The heated air is completely separate from the burner air in the furnace. Air for the combustion section is pulled from the outside and then vented outside as well. The interior air is reheated and recirculated inside the trailer.
Richard WBCCI President 2016-2017
I have the under sink cabinet pretty much apart due to removing the tambour which wasn't sliding all the way open. Looking around under there, The outgoing ductwork is easy to see and understand but I don't see how the interior air gets back into the unit to be reheated and recirculated. It works fine but I'm curious and want to know how stuff works :-)
On my trailer, the air duct is to the left of the heater. The heater is under the stove. I can see the intake duct from inside the front door entry. It is the only vent not throwing hot air, so I guess it is the intake??

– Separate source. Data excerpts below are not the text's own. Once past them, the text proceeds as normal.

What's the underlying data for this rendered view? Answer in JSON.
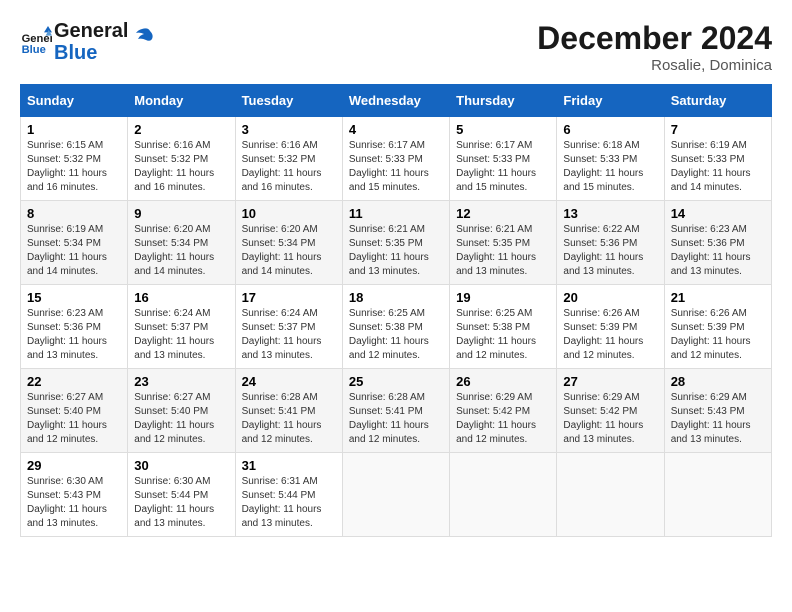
{
  "logo": {
    "text_general": "General",
    "text_blue": "Blue"
  },
  "title": "December 2024",
  "subtitle": "Rosalie, Dominica",
  "days_header": [
    "Sunday",
    "Monday",
    "Tuesday",
    "Wednesday",
    "Thursday",
    "Friday",
    "Saturday"
  ],
  "weeks": [
    [
      {
        "day": "1",
        "sunrise": "6:15 AM",
        "sunset": "5:32 PM",
        "daylight": "11 hours and 16 minutes."
      },
      {
        "day": "2",
        "sunrise": "6:16 AM",
        "sunset": "5:32 PM",
        "daylight": "11 hours and 16 minutes."
      },
      {
        "day": "3",
        "sunrise": "6:16 AM",
        "sunset": "5:32 PM",
        "daylight": "11 hours and 16 minutes."
      },
      {
        "day": "4",
        "sunrise": "6:17 AM",
        "sunset": "5:33 PM",
        "daylight": "11 hours and 15 minutes."
      },
      {
        "day": "5",
        "sunrise": "6:17 AM",
        "sunset": "5:33 PM",
        "daylight": "11 hours and 15 minutes."
      },
      {
        "day": "6",
        "sunrise": "6:18 AM",
        "sunset": "5:33 PM",
        "daylight": "11 hours and 15 minutes."
      },
      {
        "day": "7",
        "sunrise": "6:19 AM",
        "sunset": "5:33 PM",
        "daylight": "11 hours and 14 minutes."
      }
    ],
    [
      {
        "day": "8",
        "sunrise": "6:19 AM",
        "sunset": "5:34 PM",
        "daylight": "11 hours and 14 minutes."
      },
      {
        "day": "9",
        "sunrise": "6:20 AM",
        "sunset": "5:34 PM",
        "daylight": "11 hours and 14 minutes."
      },
      {
        "day": "10",
        "sunrise": "6:20 AM",
        "sunset": "5:34 PM",
        "daylight": "11 hours and 14 minutes."
      },
      {
        "day": "11",
        "sunrise": "6:21 AM",
        "sunset": "5:35 PM",
        "daylight": "11 hours and 13 minutes."
      },
      {
        "day": "12",
        "sunrise": "6:21 AM",
        "sunset": "5:35 PM",
        "daylight": "11 hours and 13 minutes."
      },
      {
        "day": "13",
        "sunrise": "6:22 AM",
        "sunset": "5:36 PM",
        "daylight": "11 hours and 13 minutes."
      },
      {
        "day": "14",
        "sunrise": "6:23 AM",
        "sunset": "5:36 PM",
        "daylight": "11 hours and 13 minutes."
      }
    ],
    [
      {
        "day": "15",
        "sunrise": "6:23 AM",
        "sunset": "5:36 PM",
        "daylight": "11 hours and 13 minutes."
      },
      {
        "day": "16",
        "sunrise": "6:24 AM",
        "sunset": "5:37 PM",
        "daylight": "11 hours and 13 minutes."
      },
      {
        "day": "17",
        "sunrise": "6:24 AM",
        "sunset": "5:37 PM",
        "daylight": "11 hours and 13 minutes."
      },
      {
        "day": "18",
        "sunrise": "6:25 AM",
        "sunset": "5:38 PM",
        "daylight": "11 hours and 12 minutes."
      },
      {
        "day": "19",
        "sunrise": "6:25 AM",
        "sunset": "5:38 PM",
        "daylight": "11 hours and 12 minutes."
      },
      {
        "day": "20",
        "sunrise": "6:26 AM",
        "sunset": "5:39 PM",
        "daylight": "11 hours and 12 minutes."
      },
      {
        "day": "21",
        "sunrise": "6:26 AM",
        "sunset": "5:39 PM",
        "daylight": "11 hours and 12 minutes."
      }
    ],
    [
      {
        "day": "22",
        "sunrise": "6:27 AM",
        "sunset": "5:40 PM",
        "daylight": "11 hours and 12 minutes."
      },
      {
        "day": "23",
        "sunrise": "6:27 AM",
        "sunset": "5:40 PM",
        "daylight": "11 hours and 12 minutes."
      },
      {
        "day": "24",
        "sunrise": "6:28 AM",
        "sunset": "5:41 PM",
        "daylight": "11 hours and 12 minutes."
      },
      {
        "day": "25",
        "sunrise": "6:28 AM",
        "sunset": "5:41 PM",
        "daylight": "11 hours and 12 minutes."
      },
      {
        "day": "26",
        "sunrise": "6:29 AM",
        "sunset": "5:42 PM",
        "daylight": "11 hours and 12 minutes."
      },
      {
        "day": "27",
        "sunrise": "6:29 AM",
        "sunset": "5:42 PM",
        "daylight": "11 hours and 13 minutes."
      },
      {
        "day": "28",
        "sunrise": "6:29 AM",
        "sunset": "5:43 PM",
        "daylight": "11 hours and 13 minutes."
      }
    ],
    [
      {
        "day": "29",
        "sunrise": "6:30 AM",
        "sunset": "5:43 PM",
        "daylight": "11 hours and 13 minutes."
      },
      {
        "day": "30",
        "sunrise": "6:30 AM",
        "sunset": "5:44 PM",
        "daylight": "11 hours and 13 minutes."
      },
      {
        "day": "31",
        "sunrise": "6:31 AM",
        "sunset": "5:44 PM",
        "daylight": "11 hours and 13 minutes."
      },
      null,
      null,
      null,
      null
    ]
  ],
  "labels": {
    "sunrise": "Sunrise: ",
    "sunset": "Sunset: ",
    "daylight": "Daylight: "
  }
}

Well I ended up tearing out the whole front of the cabinets because I decided since the tambour was sticking I'll build a regular cabinet front with nice wood doors. Anyway, when I took out the under sink shelf and the furnace was completely exposed, I could see the return(s) easily. There are two openings in the furnace box approx. 2" X 10". One on the top and one on the side facing the under sink area. The one on the top was completely blocked by the shelf which was laying flat on top of the furnace box and completely covering that return opening. Running the furnace with both openings now free the unit puts out a lot more air at the heat ducts and the exhaust is much cooler! So I'm happy that I pulled everything apart! Now to build new facias and doors.
The return air is not ducted but is expected to find its way through the cabinetry to the back of the furnace. That is where the blower is and you'll note the ventilation holes near the rear of the furnace to accept the air that is blown out through the ducts.
I don't know what it is about restricting air flow through the furnace but I have even encountered some whose ductwork didn't provide for sufficient flow to keep the overheat switch quiet. Keeping the area around the furnace clear is one way to make sure that the return air part of the loop isn't hindered too much.